Article Summary
- Moving to a new state mid-year as a remote employee can trigger part-year residency filing in two states, with income allocated based on where you were physically living when you earned it.
- A small number of states apply a "convenience of the employer" rule that can tax remote income based on the employer's location rather than the employee's, catching many remote workers by surprise.
- Payroll withholding set up by your employer doesn't automatically match your actual tax liability across states, which is why remote workers who relocate should proactively update their withholding rather than assume HR will catch it.
"An investment in knowledge pays the best interest."
Benjamin Franklin
When companies embraced remote work at scale, many employees quietly relocated to lower-cost states, moved closer to family, or split the year between two homes without giving much thought to the tax mechanics behind the decision. Payroll departments, built around the assumption that employees live and work in one predictable state, often haven't kept pace, leaving individual employees to sort out multi-state filing requirements largely on their own. The result is a category of tax complexity that barely existed for most office workers a decade ago and now regularly catches remote employees off guard at filing time.

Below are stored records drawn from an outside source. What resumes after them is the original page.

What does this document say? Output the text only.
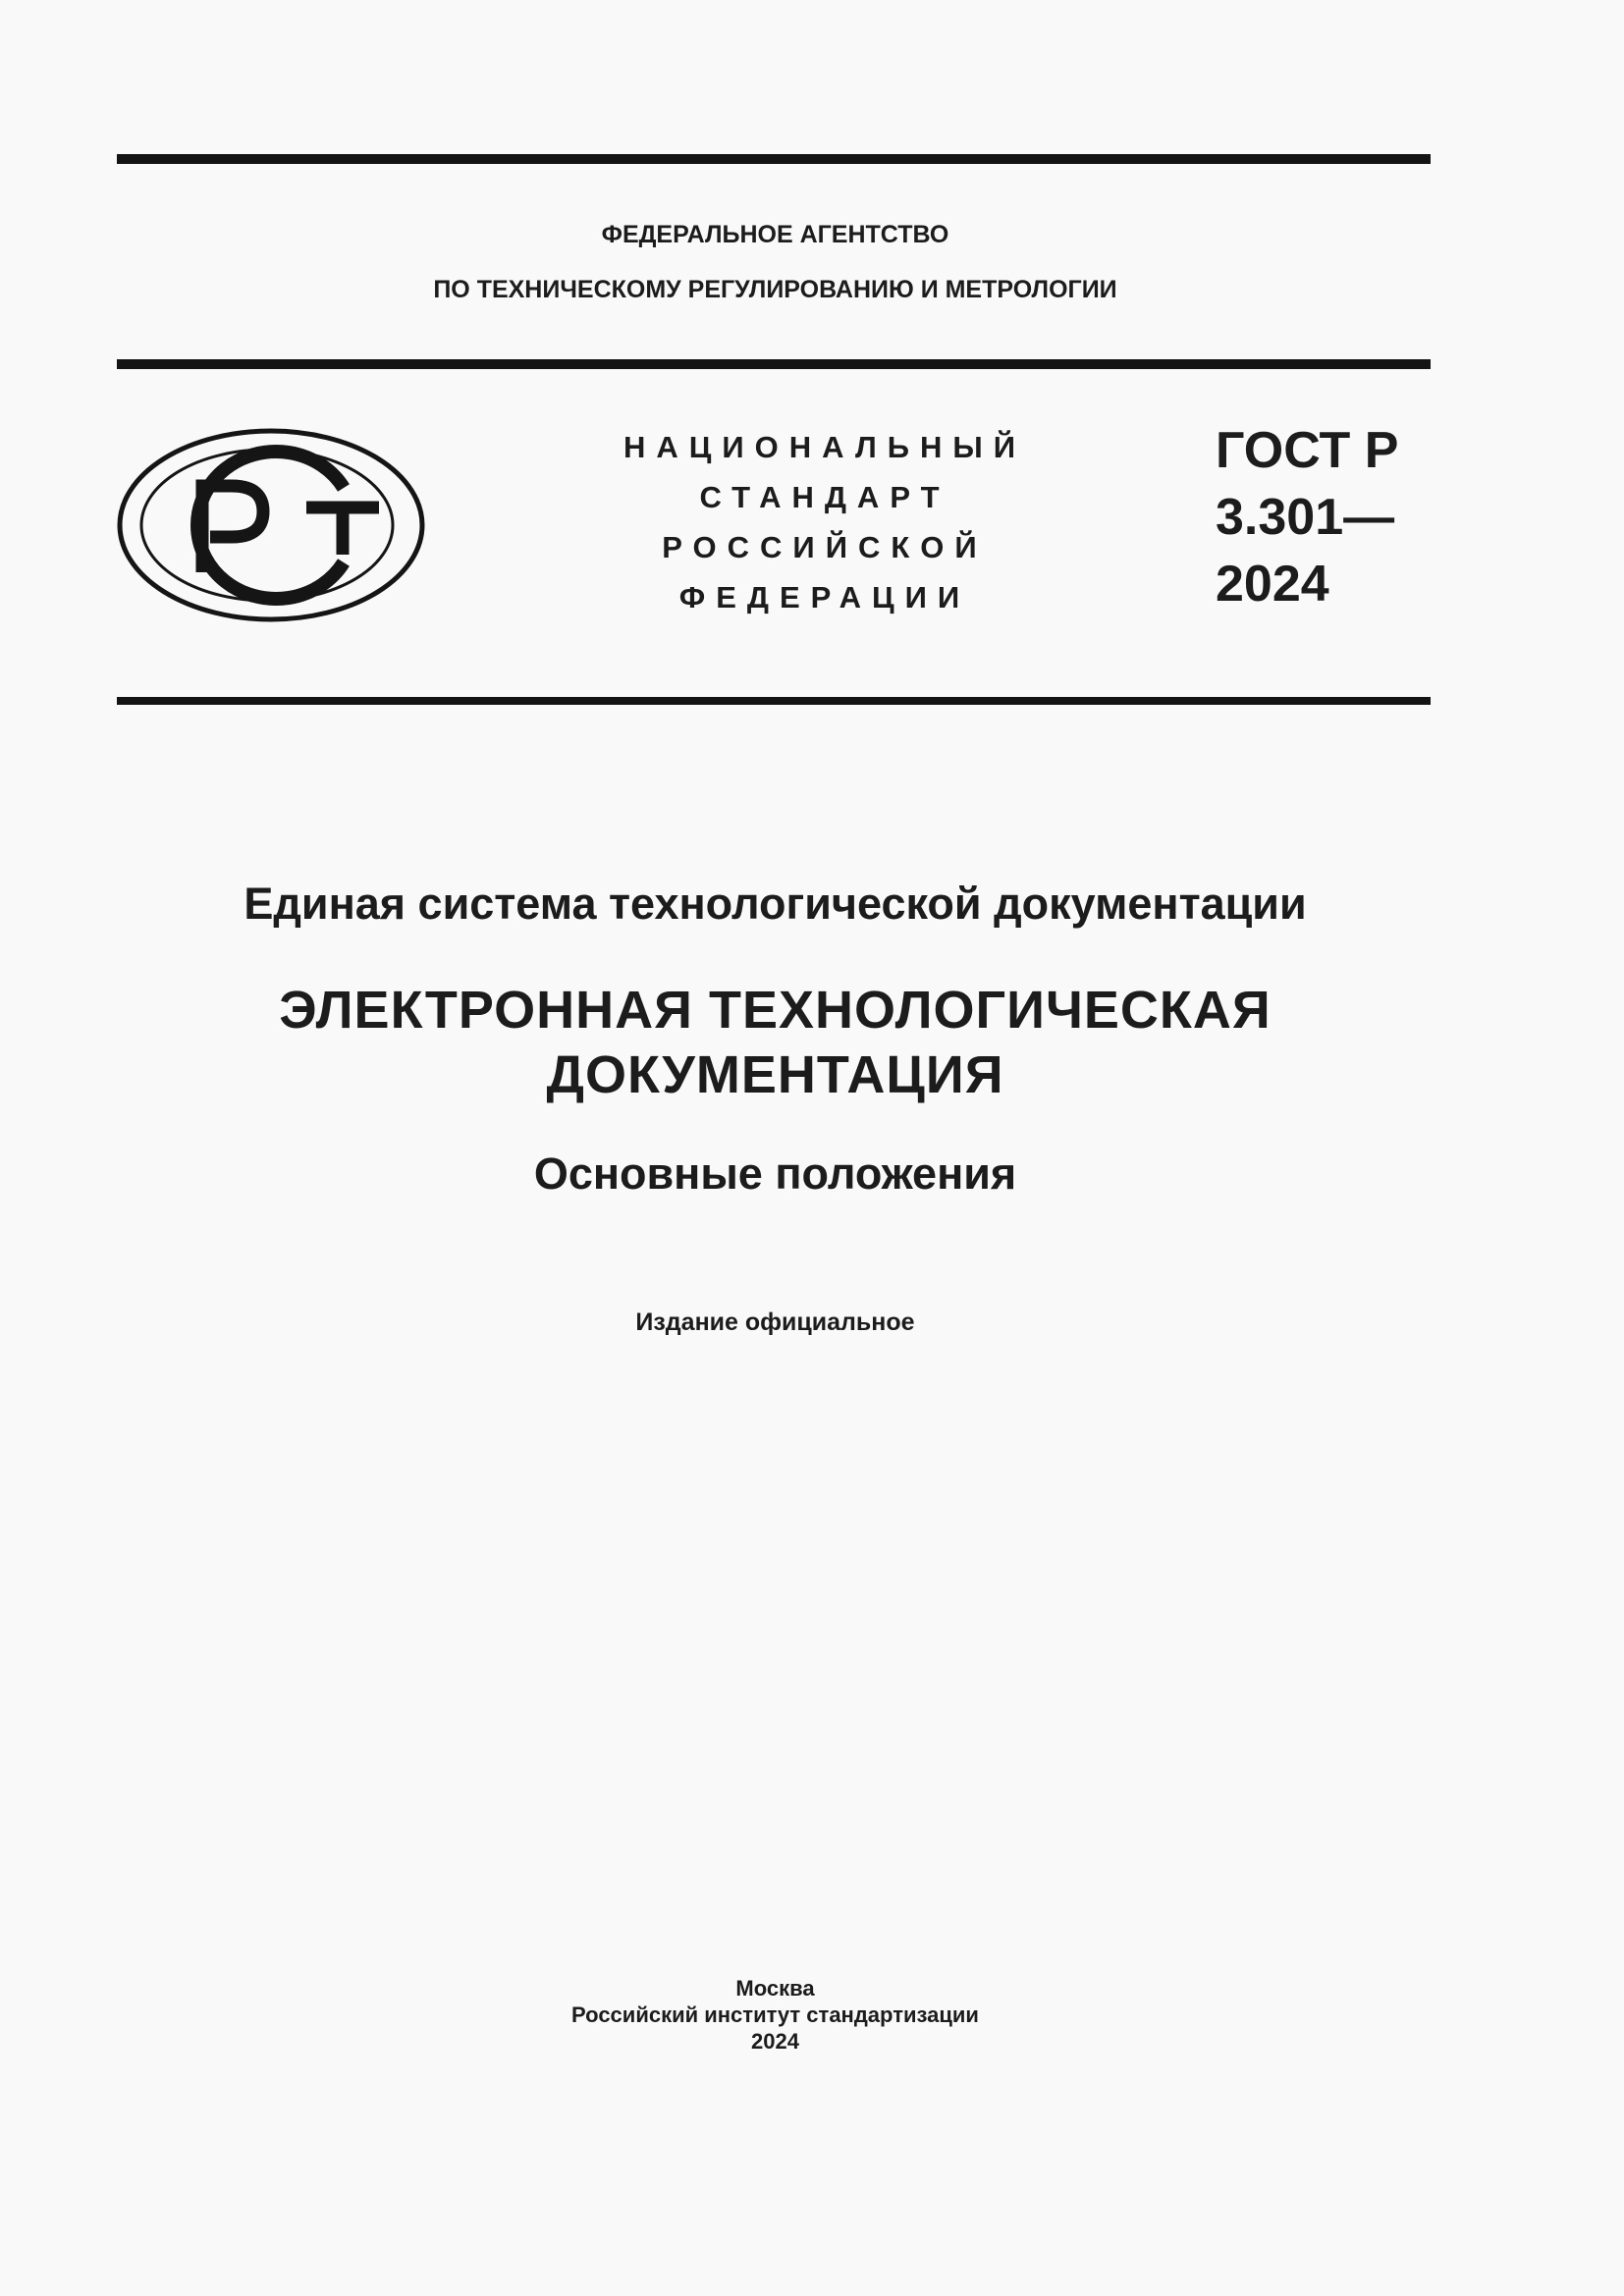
ФЕДЕРАЛЬНОЕ АГЕНТСТВО
ПО ТЕХНИЧЕСКОМУ РЕГУЛИРОВАНИЮ И МЕТРОЛОГИИ
НАЦИОНАЛЬНЫЙ
СТАНДАРТ
РОССИЙСКОЙ
ФЕДЕРАЦИИ
ГОСТ Р
3.301—
2024
Единая система технологической документации
ЭЛЕКТРОННАЯ ТЕХНОЛОГИЧЕСКАЯ
ДОКУМЕНТАЦИЯ
Основные положения
Издание официальное
Москва
Российский институт стандартизации
2024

Where You Live vs. Where You're Taxed
The general default is that your state of residency taxes all of your income, regardless of where your employer is located, while a state where you merely work (without living there) may tax the income earned specifically while physically present in that state. For a fully remote employee who lives in State A and never sets foot in the employer's State B office, the straightforward expectation would be that only State A taxes the income. In practice, this works cleanly for most remote employees in most states, but there are two situations that complicate it: living in a state with no income tax while working for a company that withholds for its home state by default, which usually just requires correcting withholding rather than facing a genuine double-tax problem, and living in a state that has reciprocity agreements or specific remote-work rules with the employer's state, which changes the default outcome and requires actually checking both states' guidance rather than assuming.
The "Convenience of the Employer" Rule
A handful of states apply what's known as a convenience of the employer rule, under which income can be taxed by the employer's state even if the employee works remotely from a different state, unless the remote arrangement exists for the employer's necessity rather than the employee's own convenience — a distinction that in practice is drawn narrowly and can be hard to meet. This means a remote employee who lives in one state but works for a company based in a state with this rule may owe tax to both states on the same income, with their home state typically offering a credit for taxes paid to the other state to reduce, though not always fully eliminate, double taxation. Because only a specific set of states apply this rule, and because it interacts differently depending on the two states involved, this is one of the areas of remote work taxation where checking the actual rule for your specific pair of states matters far more than relying on general assumptions about how state taxes usually work.
Mid-Year Moves and Part-Year Residency
Remote workers who relocate partway through the year typically need to file part-year resident returns in both the state they left and the state they moved to, with income generally allocated based on where they were living and working during each period. This is more involved than a full-year single-state return, since it usually requires tracking the specific date of the move and, in some cases, apportioning income earned before and after that date rather than simply splitting the year's total in half. Keeping a basic record of your move date, along with any days spent working from a different location than your primary residence during the year, makes this process considerably easier than trying to reconstruct it from memory the following spring. It's also worth updating your address with your employer promptly after a move, since payroll withholding tied to your old state can otherwise continue running for months, creating a mismatch that has to be corrected at filing time.
A Practical Checklist for Remote Employees
If you work remotely for a company based in a different state, a reasonable checklist looks like this: confirm your employer's payroll system has your correct current state of residence on file; check whether your home state and your employer's state have a reciprocity agreement or apply a convenience of the employer rule, since either changes the default outcome; keep simple records of any days worked from a state other than your primary residence, especially if you travel frequently or split time between two homes; and if you moved during the tax year, note the exact date so part-year returns can be prepared accurately. None of this requires specialized software for most straightforward one-state-to-another situations, but anyone with a genuinely complicated pattern — frequent travel, time split across three or more states, or an employer applying a convenience rule — is generally better served bringing the situation to a tax professional rather than guessing, since the cost of a mistake in multi-state filings tends to be an amended return and possibly penalties, not just a bigger refund next year.